China's certification system for seed varieties began as pilot programs in some provinces in the 1960s and then expanded to the entire country in the 1980s.

More than 21,000 varieties of crops and some 5,300 varieties of trees have since been certified.

"We were short of food in the past so yield was a priority in certification standards. Back then, less attention was paid to the varieties with an edge in fighting insects or disease.

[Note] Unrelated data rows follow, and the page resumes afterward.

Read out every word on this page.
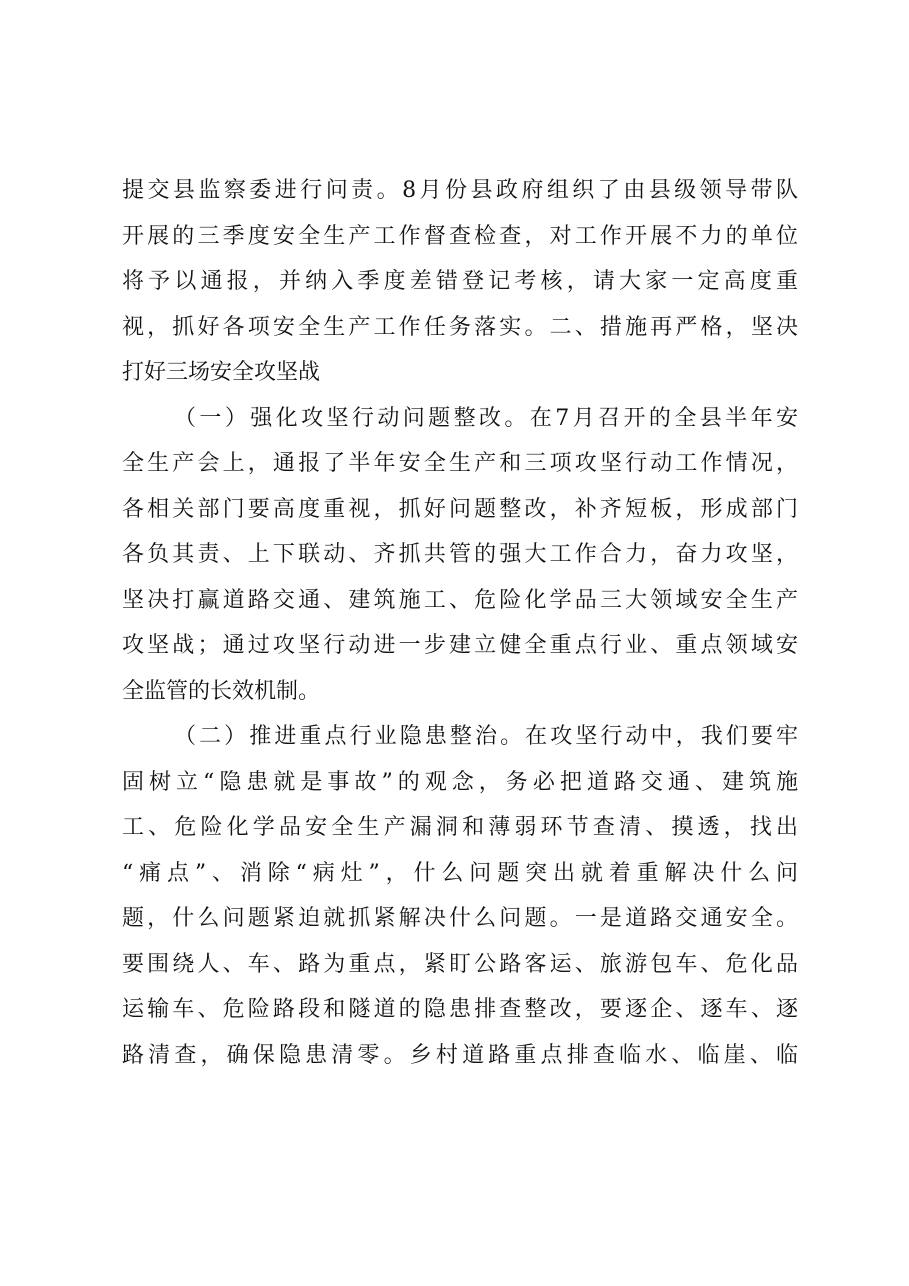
提交县监察委进行问责。8月份县政府组织了由县级领导带队
开展的三季度安全生产工作督查检查，对工作开展不力的单位
将予以通报，并纳入季度差错登记考核，请大家一定高度重
视，抓好各项安全生产工作任务落实。二、措施再严格，坚决
打好三场安全攻坚战
（一）强化攻坚行动问题整改。在7月召开的全县半年安
全生产会上，通报了半年安全生产和三项攻坚行动工作情况，
各相关部门要高度重视，抓好问题整改，补齐短板，形成部门
各负其责、上下联动、齐抓共管的强大工作合力，奋力攻坚，
坚决打赢道路交通、建筑施工、危险化学品三大领域安全生产
攻坚战；通过攻坚行动进一步建立健全重点行业、重点领域安
全监管的长效机制。
（二）推进重点行业隐患整治。在攻坚行动中，我们要牢
固树立“隐患就是事故”的观念，务必把道路交通、建筑施
工、危险化学品安全生产漏洞和薄弱环节查清、摸透，找出
“痛点”、消除“病灶”，什么问题突出就着重解决什么问
题，什么问题紧迫就抓紧解决什么问题。一是道路交通安全。
要围绕人、车、路为重点，紧盯公路客运、旅游包车、危化品
运输车、危险路段和隧道的隐患排查整改，要逐企、逐车、逐
路清查，确保隐患清零。乡村道路重点排查临水、临崖、临
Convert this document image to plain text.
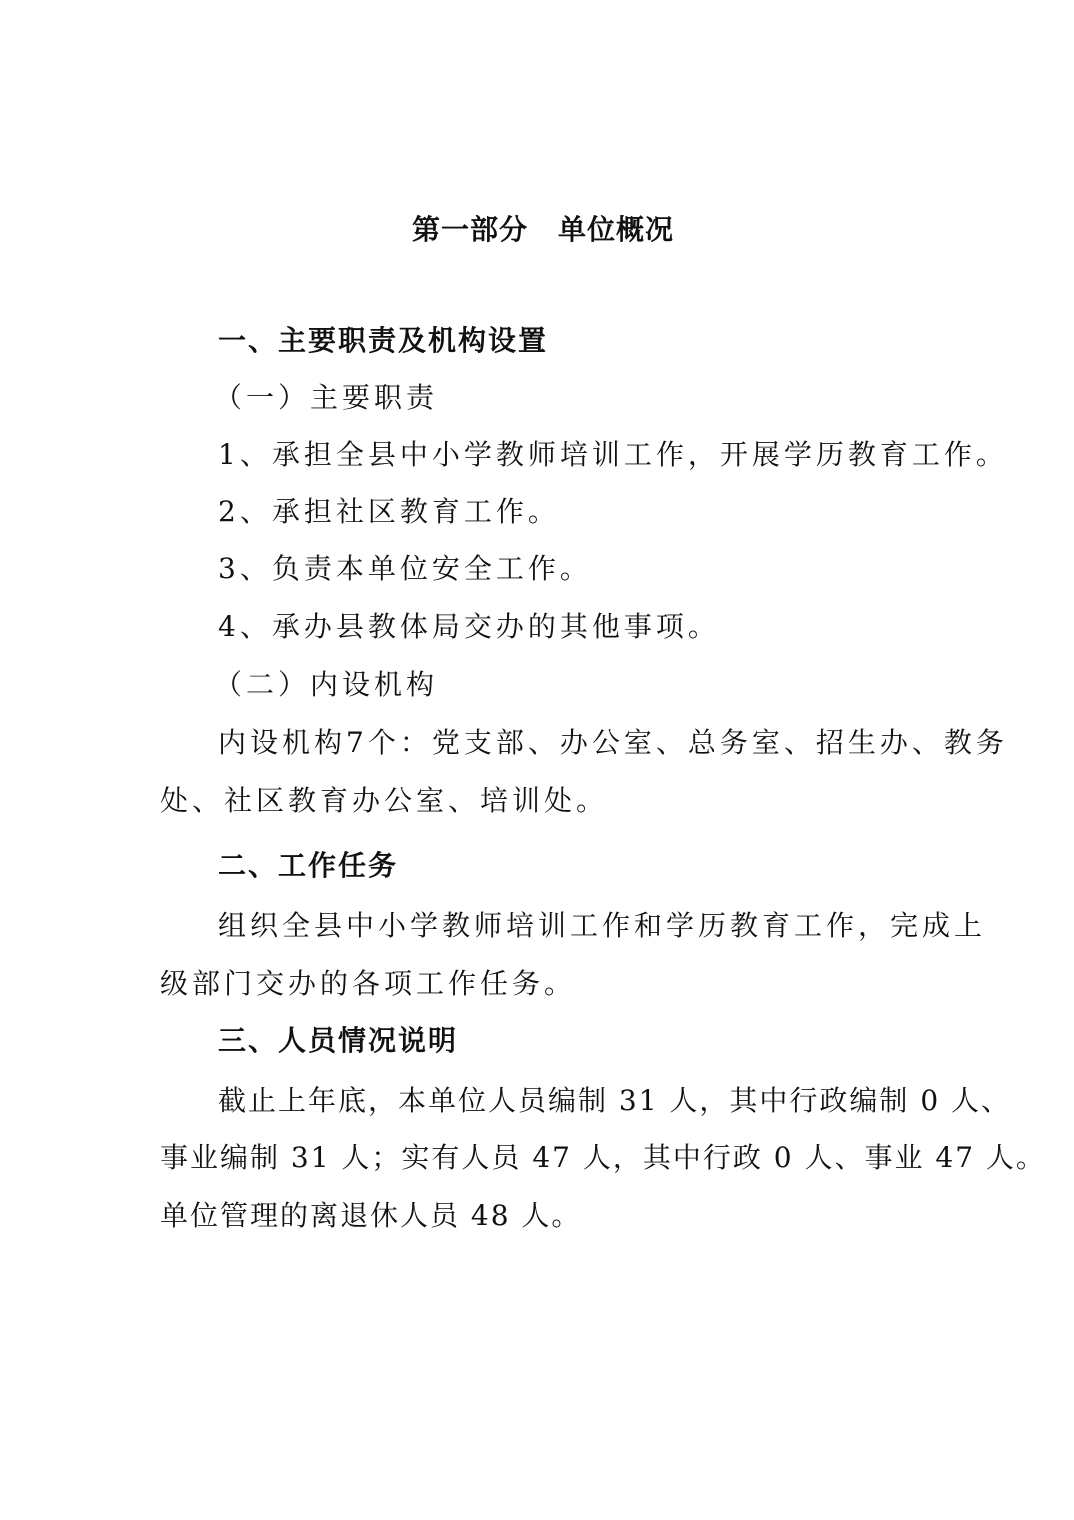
第一部分 单位概况
一、主要职责及机构设置
（一）主要职责
1、承担全县中小学教师培训工作，开展学历教育工作。
2、承担社区教育工作。
3、负责本单位安全工作。
4、承办县教体局交办的其他事项。
（二）内设机构
内设机构7个：党支部、办公室、总务室、招生办、教务
处、社区教育办公室、培训处。
二、工作任务
组织全县中小学教师培训工作和学历教育工作，完成上
级部门交办的各项工作任务。
三、人员情况说明
截止上年底，本单位人员编制 31 人，其中行政编制 0 人、
事业编制 31 人；实有人员 47 人，其中行政 0 人、事业 47 人。
单位管理的离退休人员 48 人。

It is a fault in the system," Liu said.

Also, in some cases, fairness in evaluation is not ensured, he added.

"We will address all such problems in the law's revisions," he said.

In response to complaints in the industry that the variety approval process is too long, Liu said the revised version will "reduce application traffic" from varieties that need review from 28 categories to just five.

At the same time, large seed companies will be authorized to use national standards for evaluation on their own rather than joining the already long queue for uniform certification by designated organizations, he said.

Those companies will then be responsible for the authenticity of their own evaluation, he noted.

"In the case of fabrication and fraudulent results, they will face sky-high fines and be disqualified," he said.

Changes are needed because "our system has yet to play an active role in stimulating original innovation", Liu said.

Despite a large number of researchers involved in developing seed varieties, not enough of the results manifest real creativity, he said.

"It may take years or more than a decade to develop a variety as an originator, yet copycats take it away, just adding some decorative changes in details and then apply for a new variety - it is a deadly blow to original innovation," he said.

The new Seed Act will increase protection of original developers and help increase motivation for innovation, he said.